Мать Любки была ещё не так стара, но, как многие простые пожилые женщины, смолоду неудачно рожавшие, она расплылась в бёдрах и в поясе, и ноги у неё опухли в щиколотках. Она тихим голосом рассказывала Валько всю эту историю и в то же время поглядывала на него вопросительным, робким, даже молящим взглядом, а он избегал встретиться с ней глазами. Она все говорила и говорила, будто старалась отсрочить момент, когда он скажет ей то, что она боялась услышать. Но теперь она рассказала все и с ожиданием, волнуясь и робея, посмотрела на Валько.

— Может, осталась у вас, Евфросинья Мироновна, какая ни на есть мужняя одежда, попроще, — хрипло сказал Валько. — А то мне вроде в таком пиджаке и шароварах при тапочках не дюже удобно — сразу видать, что ответственный, — усмехнулся он.

Что-то такое было в его голосе, что Евфросинья Мироновна опять побледнела и Любка опустила руки с шитьём.

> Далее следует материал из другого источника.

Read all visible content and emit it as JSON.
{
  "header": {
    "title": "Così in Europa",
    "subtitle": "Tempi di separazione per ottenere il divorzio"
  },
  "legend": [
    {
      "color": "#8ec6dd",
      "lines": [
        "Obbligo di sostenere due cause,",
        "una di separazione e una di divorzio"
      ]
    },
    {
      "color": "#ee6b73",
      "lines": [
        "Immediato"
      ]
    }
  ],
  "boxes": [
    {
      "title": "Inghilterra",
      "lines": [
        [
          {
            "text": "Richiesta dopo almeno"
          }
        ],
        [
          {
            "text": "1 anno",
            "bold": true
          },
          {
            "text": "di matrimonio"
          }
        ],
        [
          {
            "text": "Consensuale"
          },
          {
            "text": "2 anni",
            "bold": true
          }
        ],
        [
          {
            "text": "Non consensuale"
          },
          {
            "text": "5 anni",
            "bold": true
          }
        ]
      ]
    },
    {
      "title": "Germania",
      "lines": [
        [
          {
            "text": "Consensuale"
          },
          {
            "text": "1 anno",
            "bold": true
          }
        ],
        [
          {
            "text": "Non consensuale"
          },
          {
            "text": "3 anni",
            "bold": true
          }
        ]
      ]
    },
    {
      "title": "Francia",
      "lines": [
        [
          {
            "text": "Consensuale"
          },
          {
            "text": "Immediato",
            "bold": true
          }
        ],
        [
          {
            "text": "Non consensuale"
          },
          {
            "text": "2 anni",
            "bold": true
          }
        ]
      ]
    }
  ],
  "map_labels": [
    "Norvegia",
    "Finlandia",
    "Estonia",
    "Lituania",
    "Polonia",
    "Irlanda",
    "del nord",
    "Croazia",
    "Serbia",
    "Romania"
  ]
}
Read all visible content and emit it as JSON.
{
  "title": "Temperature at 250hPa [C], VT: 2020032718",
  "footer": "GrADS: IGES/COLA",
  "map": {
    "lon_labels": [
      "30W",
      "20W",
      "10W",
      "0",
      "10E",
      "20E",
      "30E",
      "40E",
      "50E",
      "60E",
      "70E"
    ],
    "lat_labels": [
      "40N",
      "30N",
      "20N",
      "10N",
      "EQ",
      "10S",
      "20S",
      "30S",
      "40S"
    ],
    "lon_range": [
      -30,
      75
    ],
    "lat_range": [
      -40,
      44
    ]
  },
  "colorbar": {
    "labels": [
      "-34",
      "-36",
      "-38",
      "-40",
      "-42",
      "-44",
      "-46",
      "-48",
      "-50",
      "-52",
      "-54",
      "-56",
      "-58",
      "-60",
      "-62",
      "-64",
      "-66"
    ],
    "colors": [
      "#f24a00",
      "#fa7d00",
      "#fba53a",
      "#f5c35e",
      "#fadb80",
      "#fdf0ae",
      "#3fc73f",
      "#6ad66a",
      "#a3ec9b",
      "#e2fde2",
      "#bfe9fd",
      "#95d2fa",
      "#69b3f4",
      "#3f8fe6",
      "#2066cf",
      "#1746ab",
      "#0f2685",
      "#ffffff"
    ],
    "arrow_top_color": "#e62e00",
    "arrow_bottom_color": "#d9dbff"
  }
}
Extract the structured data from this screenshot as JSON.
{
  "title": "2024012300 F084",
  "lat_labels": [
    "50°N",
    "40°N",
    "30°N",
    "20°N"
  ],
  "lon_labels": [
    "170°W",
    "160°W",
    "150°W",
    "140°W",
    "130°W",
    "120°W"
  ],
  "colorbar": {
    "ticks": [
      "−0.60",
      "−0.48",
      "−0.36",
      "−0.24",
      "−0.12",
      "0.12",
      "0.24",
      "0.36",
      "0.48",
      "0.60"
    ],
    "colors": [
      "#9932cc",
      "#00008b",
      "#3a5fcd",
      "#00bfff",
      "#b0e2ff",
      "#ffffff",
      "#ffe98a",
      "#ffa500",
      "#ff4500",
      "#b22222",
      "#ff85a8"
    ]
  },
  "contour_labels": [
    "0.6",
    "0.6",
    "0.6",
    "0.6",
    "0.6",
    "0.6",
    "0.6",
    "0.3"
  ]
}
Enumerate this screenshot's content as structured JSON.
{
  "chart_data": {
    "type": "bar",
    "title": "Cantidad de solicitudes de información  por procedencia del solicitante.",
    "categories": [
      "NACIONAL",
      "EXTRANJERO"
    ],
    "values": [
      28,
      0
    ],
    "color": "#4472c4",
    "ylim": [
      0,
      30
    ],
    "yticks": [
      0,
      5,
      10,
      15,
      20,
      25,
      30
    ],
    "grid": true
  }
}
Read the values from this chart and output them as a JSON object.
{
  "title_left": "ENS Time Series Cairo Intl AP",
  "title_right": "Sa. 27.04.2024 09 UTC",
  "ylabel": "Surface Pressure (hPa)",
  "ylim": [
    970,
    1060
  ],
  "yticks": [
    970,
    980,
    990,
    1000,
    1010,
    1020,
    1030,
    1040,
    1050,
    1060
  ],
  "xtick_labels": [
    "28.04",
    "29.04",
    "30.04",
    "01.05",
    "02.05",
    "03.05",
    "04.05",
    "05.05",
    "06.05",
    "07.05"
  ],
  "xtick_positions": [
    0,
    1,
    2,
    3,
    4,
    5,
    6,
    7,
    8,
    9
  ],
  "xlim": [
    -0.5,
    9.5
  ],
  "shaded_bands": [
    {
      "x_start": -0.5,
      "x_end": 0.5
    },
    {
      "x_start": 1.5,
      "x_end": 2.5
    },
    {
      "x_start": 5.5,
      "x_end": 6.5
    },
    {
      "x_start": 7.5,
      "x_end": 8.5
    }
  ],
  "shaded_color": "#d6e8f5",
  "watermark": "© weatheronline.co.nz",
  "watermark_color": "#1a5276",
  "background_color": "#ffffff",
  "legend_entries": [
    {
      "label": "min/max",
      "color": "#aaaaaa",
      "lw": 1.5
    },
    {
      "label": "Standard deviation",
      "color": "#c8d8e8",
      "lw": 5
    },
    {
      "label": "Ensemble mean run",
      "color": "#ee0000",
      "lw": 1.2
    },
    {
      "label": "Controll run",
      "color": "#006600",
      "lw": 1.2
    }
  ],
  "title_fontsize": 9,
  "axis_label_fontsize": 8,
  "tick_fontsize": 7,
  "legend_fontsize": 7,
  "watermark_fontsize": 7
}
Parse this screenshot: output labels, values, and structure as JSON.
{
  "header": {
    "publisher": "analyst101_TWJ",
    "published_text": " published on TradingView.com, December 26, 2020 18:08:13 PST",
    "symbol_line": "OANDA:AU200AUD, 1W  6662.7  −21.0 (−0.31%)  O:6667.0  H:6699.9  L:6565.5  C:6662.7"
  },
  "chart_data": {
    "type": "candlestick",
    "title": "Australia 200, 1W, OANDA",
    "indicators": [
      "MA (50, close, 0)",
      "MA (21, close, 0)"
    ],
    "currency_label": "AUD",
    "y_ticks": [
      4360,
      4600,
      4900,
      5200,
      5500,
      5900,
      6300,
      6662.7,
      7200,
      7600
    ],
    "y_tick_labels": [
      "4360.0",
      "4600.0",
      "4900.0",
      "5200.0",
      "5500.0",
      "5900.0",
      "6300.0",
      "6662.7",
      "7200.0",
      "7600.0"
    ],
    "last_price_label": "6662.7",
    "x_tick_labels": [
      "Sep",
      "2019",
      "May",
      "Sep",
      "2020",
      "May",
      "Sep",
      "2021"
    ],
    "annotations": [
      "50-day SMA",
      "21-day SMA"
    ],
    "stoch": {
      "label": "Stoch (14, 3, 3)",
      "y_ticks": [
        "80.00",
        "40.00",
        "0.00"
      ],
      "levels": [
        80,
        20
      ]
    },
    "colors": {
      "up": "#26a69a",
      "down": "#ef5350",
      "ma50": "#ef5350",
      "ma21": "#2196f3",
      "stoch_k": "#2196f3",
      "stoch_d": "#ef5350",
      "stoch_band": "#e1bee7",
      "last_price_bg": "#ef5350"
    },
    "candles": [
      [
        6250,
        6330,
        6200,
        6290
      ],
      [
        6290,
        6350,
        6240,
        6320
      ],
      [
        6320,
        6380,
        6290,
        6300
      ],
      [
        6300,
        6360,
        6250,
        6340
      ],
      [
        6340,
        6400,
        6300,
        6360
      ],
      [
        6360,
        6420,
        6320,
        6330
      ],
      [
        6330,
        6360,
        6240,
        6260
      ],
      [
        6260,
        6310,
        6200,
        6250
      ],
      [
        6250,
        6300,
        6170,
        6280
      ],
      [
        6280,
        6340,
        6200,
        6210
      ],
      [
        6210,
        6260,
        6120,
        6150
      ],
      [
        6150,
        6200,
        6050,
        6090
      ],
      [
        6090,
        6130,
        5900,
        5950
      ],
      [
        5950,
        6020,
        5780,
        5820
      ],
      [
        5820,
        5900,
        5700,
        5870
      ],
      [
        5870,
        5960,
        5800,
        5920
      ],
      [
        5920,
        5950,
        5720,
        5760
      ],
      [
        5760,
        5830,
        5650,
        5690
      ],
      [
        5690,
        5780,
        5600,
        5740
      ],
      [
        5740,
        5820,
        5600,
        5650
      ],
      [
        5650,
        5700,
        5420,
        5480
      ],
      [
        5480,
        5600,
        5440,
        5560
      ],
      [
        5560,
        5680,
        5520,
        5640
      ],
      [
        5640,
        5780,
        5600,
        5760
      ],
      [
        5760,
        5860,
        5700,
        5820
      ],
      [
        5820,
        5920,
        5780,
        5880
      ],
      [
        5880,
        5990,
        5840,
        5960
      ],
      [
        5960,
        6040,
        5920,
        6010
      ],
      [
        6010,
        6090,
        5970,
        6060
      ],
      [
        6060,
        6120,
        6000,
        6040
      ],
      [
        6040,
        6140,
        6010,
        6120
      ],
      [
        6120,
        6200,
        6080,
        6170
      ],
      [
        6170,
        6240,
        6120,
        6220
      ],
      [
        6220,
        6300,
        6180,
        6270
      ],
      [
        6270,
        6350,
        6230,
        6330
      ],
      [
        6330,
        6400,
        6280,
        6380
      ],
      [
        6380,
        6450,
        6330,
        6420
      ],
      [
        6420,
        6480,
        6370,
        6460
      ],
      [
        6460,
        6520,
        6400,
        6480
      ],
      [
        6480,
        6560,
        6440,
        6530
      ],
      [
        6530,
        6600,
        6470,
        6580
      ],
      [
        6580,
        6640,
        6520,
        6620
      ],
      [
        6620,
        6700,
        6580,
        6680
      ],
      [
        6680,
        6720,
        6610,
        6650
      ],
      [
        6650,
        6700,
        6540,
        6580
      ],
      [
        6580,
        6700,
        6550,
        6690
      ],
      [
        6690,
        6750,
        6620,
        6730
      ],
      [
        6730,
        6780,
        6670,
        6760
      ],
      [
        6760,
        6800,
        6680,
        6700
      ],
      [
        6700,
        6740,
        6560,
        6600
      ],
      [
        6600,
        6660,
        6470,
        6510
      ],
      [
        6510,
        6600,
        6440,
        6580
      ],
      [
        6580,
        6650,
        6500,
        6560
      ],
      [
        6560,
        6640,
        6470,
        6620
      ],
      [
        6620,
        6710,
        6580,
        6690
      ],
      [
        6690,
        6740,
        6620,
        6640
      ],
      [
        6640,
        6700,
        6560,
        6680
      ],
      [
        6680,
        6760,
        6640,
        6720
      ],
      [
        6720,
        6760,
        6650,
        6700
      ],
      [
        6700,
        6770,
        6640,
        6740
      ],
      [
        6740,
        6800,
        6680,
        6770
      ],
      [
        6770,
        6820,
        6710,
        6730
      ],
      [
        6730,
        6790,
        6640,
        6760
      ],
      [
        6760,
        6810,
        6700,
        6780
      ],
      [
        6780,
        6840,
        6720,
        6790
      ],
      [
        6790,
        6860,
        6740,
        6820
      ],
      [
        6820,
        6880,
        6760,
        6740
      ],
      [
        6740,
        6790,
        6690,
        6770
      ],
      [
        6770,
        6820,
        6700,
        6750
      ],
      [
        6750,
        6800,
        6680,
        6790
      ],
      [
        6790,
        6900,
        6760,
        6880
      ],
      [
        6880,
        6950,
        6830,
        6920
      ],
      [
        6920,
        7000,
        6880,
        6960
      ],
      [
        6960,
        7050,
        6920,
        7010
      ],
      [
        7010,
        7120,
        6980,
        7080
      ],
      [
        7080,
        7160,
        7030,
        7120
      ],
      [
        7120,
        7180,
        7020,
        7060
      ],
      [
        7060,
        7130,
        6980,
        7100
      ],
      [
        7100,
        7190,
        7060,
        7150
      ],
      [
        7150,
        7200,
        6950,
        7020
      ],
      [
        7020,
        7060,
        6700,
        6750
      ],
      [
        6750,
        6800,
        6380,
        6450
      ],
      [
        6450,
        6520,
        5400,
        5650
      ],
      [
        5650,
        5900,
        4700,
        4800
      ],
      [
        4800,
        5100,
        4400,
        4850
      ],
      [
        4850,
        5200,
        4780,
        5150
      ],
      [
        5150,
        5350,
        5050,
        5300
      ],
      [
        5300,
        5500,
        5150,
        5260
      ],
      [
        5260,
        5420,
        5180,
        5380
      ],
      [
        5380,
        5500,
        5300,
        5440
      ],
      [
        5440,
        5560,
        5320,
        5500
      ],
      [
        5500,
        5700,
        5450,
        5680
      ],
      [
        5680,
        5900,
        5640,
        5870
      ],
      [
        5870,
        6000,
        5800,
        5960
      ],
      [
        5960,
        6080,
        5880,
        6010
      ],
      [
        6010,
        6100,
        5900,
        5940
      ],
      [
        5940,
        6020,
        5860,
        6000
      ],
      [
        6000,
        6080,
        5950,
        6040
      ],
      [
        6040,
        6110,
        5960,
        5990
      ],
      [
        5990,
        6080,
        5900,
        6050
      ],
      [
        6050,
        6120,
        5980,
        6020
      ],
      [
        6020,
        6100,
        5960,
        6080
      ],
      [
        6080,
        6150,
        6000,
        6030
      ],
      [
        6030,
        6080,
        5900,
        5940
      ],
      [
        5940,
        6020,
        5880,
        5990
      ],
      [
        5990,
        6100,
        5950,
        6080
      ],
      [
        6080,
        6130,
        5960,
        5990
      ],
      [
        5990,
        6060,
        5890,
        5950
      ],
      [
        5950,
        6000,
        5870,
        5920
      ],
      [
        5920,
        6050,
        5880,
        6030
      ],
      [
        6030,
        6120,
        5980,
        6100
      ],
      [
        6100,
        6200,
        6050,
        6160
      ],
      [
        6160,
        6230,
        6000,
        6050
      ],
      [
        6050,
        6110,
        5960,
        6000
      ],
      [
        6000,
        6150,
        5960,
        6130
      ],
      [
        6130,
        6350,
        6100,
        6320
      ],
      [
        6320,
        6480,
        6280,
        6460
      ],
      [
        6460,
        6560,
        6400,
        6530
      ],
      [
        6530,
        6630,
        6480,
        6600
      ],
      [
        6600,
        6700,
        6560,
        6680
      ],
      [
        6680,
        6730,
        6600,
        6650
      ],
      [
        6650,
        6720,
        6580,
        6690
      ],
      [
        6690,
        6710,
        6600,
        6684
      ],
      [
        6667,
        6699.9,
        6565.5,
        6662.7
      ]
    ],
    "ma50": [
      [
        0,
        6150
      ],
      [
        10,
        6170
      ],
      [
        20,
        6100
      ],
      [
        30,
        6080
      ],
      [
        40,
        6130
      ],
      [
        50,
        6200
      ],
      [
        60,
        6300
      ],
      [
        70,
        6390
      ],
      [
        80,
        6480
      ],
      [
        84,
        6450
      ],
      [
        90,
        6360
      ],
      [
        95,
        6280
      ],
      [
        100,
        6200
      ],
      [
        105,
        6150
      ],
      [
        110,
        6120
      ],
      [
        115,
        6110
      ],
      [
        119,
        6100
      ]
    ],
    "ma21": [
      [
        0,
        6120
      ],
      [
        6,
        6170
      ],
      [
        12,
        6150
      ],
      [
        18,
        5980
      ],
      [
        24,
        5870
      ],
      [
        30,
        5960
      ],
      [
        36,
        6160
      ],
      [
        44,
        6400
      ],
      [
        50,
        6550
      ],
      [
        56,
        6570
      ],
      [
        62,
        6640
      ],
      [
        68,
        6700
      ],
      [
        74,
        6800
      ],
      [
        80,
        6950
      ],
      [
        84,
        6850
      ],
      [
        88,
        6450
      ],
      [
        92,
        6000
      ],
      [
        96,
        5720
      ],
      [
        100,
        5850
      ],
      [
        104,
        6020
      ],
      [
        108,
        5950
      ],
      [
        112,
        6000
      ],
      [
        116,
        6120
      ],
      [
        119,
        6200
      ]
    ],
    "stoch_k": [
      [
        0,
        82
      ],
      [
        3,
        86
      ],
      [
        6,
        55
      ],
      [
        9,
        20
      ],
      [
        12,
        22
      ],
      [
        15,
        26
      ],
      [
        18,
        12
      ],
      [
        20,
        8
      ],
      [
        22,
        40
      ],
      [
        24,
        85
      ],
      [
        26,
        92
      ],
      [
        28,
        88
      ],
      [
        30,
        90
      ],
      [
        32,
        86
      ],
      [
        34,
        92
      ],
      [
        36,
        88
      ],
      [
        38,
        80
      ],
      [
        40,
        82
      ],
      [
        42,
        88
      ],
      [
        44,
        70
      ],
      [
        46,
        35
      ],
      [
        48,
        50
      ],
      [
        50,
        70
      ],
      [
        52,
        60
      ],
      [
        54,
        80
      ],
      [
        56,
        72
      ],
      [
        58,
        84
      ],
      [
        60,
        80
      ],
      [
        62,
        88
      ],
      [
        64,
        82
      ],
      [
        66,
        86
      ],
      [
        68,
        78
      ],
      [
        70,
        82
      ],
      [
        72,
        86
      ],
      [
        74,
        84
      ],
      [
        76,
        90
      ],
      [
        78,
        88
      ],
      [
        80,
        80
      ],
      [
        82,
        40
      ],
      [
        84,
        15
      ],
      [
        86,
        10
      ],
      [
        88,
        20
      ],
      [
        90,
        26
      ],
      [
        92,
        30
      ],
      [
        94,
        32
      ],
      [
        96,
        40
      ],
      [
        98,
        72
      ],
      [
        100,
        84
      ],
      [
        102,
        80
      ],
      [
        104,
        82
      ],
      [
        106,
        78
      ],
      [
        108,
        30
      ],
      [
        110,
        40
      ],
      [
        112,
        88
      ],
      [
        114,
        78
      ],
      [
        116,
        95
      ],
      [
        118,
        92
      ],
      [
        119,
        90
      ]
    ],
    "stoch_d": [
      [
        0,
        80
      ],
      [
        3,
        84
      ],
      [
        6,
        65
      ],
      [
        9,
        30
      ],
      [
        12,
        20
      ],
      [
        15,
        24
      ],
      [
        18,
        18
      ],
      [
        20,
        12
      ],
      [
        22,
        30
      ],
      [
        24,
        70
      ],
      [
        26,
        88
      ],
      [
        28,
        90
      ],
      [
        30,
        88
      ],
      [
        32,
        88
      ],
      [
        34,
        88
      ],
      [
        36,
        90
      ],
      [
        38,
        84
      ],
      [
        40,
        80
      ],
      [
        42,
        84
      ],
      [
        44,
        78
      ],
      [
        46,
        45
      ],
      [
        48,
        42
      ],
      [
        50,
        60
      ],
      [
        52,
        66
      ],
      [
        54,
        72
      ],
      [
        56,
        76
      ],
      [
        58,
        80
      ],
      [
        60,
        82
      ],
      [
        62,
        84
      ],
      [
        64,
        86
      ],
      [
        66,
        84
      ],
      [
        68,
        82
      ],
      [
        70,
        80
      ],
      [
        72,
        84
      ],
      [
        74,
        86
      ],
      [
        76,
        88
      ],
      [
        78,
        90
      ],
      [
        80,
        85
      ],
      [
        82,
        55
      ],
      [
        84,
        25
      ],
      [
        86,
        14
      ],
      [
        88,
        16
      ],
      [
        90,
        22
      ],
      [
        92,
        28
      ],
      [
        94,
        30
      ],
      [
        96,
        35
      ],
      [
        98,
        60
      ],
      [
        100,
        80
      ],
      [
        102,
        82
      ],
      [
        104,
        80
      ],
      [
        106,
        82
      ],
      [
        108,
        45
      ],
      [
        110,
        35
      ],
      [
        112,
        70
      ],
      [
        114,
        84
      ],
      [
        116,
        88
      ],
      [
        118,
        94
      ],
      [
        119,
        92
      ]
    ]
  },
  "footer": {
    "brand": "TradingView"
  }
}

— Что же с ним? — спросила мать чуть слышно.

— Евфросинья Мироновна, и ты, Люба, — тихим, но твёрдым голосом сказал Валько. — Не думал я, что судьба приведёт меня к вам с недоброй вестью, но обманывать я вас не хочу, а утешить вас мне нечем. Ваш муж и твой отец, Люба, и друг мой, лучше какого не было, Григорий Ильич, погиб, погиб от бомбы, что сбросили на мирных людей проклятые каты… Да будет ему вечная память и слава в сердцах наших людей!..

Мать, не вскрикнув, приложила к глазам угол платка, которым была повязана, и тихо заплакала. А у Любки лицо стало совсем белым, точно застыло. Она постояла так некоторое время и вдруг, вся изломившись, без чувств опустилась на пол.

Валько поднял её на руки и положил на кровать.

По характеру Любки он ждал от неё взрыва горя, с плачем, слезами, и, может быть, ей было бы легче. Но Любка лежала на кровати неподвижно, молча, с лицом застывшим и белым, и в опущенных уголках её большого рта обозначилась горькая складка, как у матери.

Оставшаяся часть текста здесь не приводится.